Inherit The Wind (1962) ****
Spencer Tracy, Frederic March and Gene Kelly bring megastar wattage to a drama based on the famed Scopes Monkey Trial. Stanley Kramer's version of the play by Jerome Lawrence and Robert E. Lee seems stubbornly stage-bound, and the script definitely stacks the deck in Spence's favor, but the performances are uniformly gripping.
Inside Llewyn Davis (2013) ****
Writer/directors Joel and Ethan Coen’s most balanced movie ever is a fond look at the early 1960s Greenwich Villlage folk music scene-a moment or two before Bob Dylan turned up and changed everything with his blend of folk and rock. Oscar Isaac is irresistibly mopey as the title character, a struggling folkie for whom suffering is an end to itself. But the real treat comes about halfway through, when Llewlyn hitches a ride to Chicago with a blustery, bloated blues musician played with great aplomb by John Goodman.
Inside The Rain (2020) ***
Writer/director/star Aaron Fisher (TV's Single and Baller) — who in real life deals with ADHD, OCD, and borderline personality disorder — has crafted a brave, funny and often beautiful film about a young man trying to find his way in the world while also negotiating his own personal demons. Fisher Plays Benjamin who decides, against all odds, to make a movie about an incident that got him wrongly expelled from college. To that end he enlists an eccentric producer (Eric Roberts) and a stripper with a heart (Ellen Toland) with whom he, of course, falls in love. Rosie Perez plays Benjamin's tough-love shrink; Paul Schulze and Catherine Curtin (Orange Is The New Black) are his exasperated parents.(FULL REVIEW)
The Insult (2017) ****
This powerful Lebanese film about an escalating conflict between a Christian (Adel Karam) and a Palestinian immigrant (Kamel El Basha) explores the dark eccentricities of human prejudice — and the ever-so-slight hope that we can overcome them.

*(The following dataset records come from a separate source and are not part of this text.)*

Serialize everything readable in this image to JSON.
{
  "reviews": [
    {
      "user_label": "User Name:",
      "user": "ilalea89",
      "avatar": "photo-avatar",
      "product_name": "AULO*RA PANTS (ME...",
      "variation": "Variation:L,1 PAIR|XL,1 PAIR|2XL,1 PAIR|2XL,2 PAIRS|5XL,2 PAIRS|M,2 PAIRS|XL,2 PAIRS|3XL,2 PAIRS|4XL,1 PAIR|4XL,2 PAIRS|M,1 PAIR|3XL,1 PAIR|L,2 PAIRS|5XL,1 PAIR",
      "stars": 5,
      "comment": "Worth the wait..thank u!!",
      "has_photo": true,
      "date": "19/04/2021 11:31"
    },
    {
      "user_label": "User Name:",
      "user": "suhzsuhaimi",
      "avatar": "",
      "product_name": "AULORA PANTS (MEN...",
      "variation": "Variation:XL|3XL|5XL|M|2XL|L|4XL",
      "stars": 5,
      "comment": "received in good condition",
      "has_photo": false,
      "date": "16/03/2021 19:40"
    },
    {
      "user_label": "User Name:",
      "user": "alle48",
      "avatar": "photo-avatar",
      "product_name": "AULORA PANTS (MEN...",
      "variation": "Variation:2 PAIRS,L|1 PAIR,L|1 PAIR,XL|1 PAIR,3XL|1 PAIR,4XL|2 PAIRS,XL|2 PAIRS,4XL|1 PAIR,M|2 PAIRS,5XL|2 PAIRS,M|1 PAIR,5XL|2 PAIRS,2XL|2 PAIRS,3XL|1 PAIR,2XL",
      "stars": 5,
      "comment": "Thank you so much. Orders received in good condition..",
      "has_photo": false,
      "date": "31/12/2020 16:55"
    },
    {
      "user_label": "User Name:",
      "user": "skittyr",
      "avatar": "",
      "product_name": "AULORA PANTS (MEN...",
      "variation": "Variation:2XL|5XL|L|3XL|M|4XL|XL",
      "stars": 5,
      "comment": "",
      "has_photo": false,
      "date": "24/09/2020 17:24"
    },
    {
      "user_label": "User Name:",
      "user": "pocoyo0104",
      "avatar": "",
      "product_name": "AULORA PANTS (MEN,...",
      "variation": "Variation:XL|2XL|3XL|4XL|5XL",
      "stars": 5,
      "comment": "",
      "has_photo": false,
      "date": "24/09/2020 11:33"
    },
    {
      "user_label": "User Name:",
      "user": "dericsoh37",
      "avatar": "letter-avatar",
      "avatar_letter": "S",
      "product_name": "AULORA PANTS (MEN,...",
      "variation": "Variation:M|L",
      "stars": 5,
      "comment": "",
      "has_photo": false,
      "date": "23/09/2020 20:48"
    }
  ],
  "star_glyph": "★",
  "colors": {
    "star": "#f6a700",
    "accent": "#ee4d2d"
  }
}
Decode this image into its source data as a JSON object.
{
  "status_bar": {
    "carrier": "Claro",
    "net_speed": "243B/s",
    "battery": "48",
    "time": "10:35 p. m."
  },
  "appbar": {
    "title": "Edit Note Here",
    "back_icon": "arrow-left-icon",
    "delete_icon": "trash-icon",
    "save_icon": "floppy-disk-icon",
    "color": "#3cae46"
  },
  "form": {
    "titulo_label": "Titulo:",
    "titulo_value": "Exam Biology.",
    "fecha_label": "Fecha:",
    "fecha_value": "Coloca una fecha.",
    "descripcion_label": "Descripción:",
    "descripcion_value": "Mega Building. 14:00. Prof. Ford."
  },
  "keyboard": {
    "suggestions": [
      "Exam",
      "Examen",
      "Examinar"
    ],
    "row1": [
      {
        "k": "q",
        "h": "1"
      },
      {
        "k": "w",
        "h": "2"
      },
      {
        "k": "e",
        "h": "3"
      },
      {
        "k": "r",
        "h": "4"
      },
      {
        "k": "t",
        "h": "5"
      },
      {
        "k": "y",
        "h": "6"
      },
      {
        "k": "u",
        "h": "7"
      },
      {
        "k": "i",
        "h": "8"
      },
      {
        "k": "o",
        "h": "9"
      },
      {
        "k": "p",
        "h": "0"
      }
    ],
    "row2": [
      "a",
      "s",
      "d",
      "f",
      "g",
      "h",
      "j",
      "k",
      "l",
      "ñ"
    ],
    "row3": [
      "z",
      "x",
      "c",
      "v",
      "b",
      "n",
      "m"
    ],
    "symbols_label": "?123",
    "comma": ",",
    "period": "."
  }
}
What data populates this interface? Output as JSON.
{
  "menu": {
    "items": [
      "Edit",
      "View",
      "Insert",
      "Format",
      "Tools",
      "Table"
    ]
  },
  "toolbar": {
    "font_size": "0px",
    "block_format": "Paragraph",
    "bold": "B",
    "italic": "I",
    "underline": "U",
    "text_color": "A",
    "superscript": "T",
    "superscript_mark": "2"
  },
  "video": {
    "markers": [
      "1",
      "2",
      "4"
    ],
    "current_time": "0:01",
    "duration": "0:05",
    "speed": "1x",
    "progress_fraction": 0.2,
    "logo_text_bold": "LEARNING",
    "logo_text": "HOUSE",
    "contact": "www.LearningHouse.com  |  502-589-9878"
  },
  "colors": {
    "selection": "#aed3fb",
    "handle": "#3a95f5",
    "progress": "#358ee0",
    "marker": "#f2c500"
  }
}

The Invisible Man (2020) ***
One of Universal Studios' classic monsters gets a clever update: A brilliant scientist (Elisabeth Moss) escapes her abusive husband (Oliver Jackson-Cohen) — but even after he apparently commits suicide, she doesn't feel safe. Smart woman: A series of weird events seems to confirm the impossible — he just might be following her still.
The Irishman (2019) ****
Martin Scorsese returns to his gangster genre roots — and brings along longtime co-conspirators Robert De Niro, Al Pacino and Joe Pesci (making his first major film appearance in more than a decade. Don't stay away that long again, Joe). The film marks a return to form for all involved, outlining in stark narrative the story of a mob enforcer (De Niro) and his complicated, shall we say, relationship with Teamster boss Jimmy Hoffa. Scorsese and company have an interesting theory regarding what happened to Jimmy. Spoiler alert: He doesn't end up under the end zone at Giants Stadium (FULL REVIEW)
Isle of Dogs (2018) ****
Wes Anderson's second foray into stop-action animation lacks the bite of his first (Fantastic Mr. Fox), but he fills his screen with meticulously designed sets and set pieces. It's the kind of film you'll want to see a second time, just to make sure you didn't miss anything first time around (and believe me, you did!).
It (2017) ***
Those who suffer from coulrophobia would best avoid this big-screen adaptation of Stephen King's horror novel, about a group of young friends decide to track down a supernatural killer clown.